I watch my youngest daughter, Hannah, on the balance beam. Arms stretched out on each side, she walks toe-to-heel, ever so slowly. She wobbles slightly, stops, then restarts. Head down, she keeps her eyes focused on the beam below her. All the while, her coach walks beside her, hands inches from Hannah's waist, ready to catch her if her feet slip, if she starts to fall. She reminds Hannah to lift her head and look up.
The conversation was one that had been coming for a long time, years even. Too many issues swept under the rug. I was fearful. I'm familiar with the old me. I know how I used to handle these situations. Suddenly, forgiveness and grace were not even on my radar. The old me showed up with a vengeance. I was ready for attack. I waited. I didn't pray at first....I didn't want to.

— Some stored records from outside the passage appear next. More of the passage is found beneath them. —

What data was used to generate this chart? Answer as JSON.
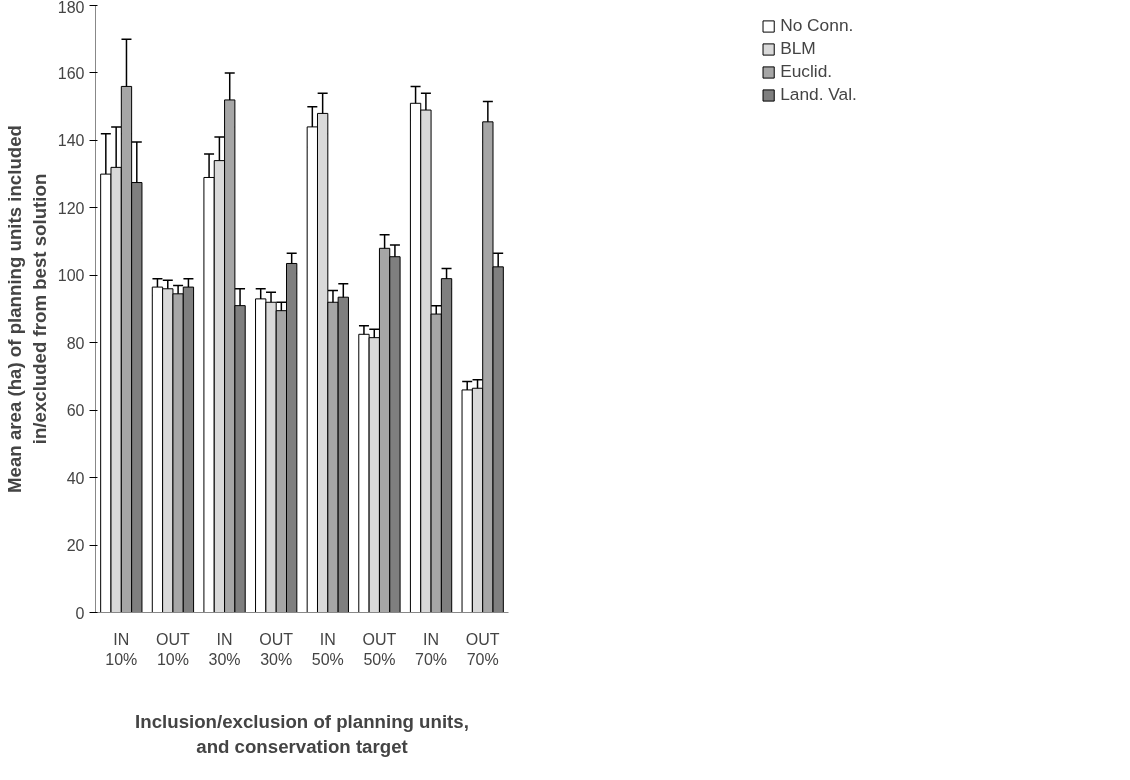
{
  "chart_data": {
    "type": "bar",
    "xlabel": "Inclusion/exclusion of planning units,\nand conservation target",
    "ylabel": "Mean area (ha) of planning units included\nin/excluded from best solution",
    "categories": [
      "IN\n10%",
      "OUT\n10%",
      "IN\n30%",
      "OUT\n30%",
      "IN\n50%",
      "OUT\n50%",
      "IN\n70%",
      "OUT\n70%"
    ],
    "series": [
      {
        "name": "No Conn.",
        "color": "#ffffff",
        "values": [
          130,
          96.5,
          129,
          93,
          144,
          82.5,
          151,
          66
        ],
        "errors": [
          12,
          2.5,
          7,
          3,
          6,
          2.5,
          5,
          2.5
        ]
      },
      {
        "name": "BLM",
        "color": "#d9d9d9",
        "values": [
          132,
          96,
          134,
          92,
          148,
          81.5,
          149,
          66.5
        ],
        "errors": [
          12,
          2.5,
          7,
          3,
          6,
          2.5,
          5,
          2.5
        ]
      },
      {
        "name": "Euclid.",
        "color": "#a6a6a6",
        "values": [
          156,
          94.5,
          152,
          89.5,
          92,
          108,
          88.5,
          145.5
        ],
        "errors": [
          14,
          2.5,
          8,
          2.5,
          3.5,
          4,
          2.5,
          6
        ]
      },
      {
        "name": "Land. Val.",
        "color": "#7f7f7f",
        "values": [
          127.5,
          96.5,
          91,
          103.5,
          93.5,
          105.5,
          99,
          102.5
        ],
        "errors": [
          12,
          2.5,
          5,
          3,
          4,
          3.5,
          3,
          4
        ]
      }
    ],
    "ylim": [
      0,
      180
    ],
    "yticks": [
      0,
      20,
      40,
      60,
      80,
      100,
      120,
      140,
      160,
      180
    ],
    "grid": false,
    "legend": "top right"
  }
}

I knew He'd lead me to have the conversation, just not in the manner that the old me would have done it, the way the new me wanted to revert to.
The girls and I are learning Psalm 121.Verse 3 starts off by saying He will not let your foot slip. This particular part of this verse has intrigued me over the past two weeks. I'm amazed how God is our keeper, the one who steadies our feet. When we carefully walk with head-down, eyes cast on our feet treading the path before us, we're prone to wobble and stumble. He steadies us, lifts our heads, and reminds us to keep our eyes focused on Him.
The verse wouldn't go away. For two days, the words He will not let your foot slip ran through my mind. He wouldn't leave me alone. He reminded me that He's picked me up from the ground, restored me, and He won't let me return to the old ways. He won't let my foot slip.
God, help me was my simple prayer.
The conversation took place...not in the way it would have years ago. Quiet calm mixed with determined firmness. God helping me. Grace keeping my foot from slipping.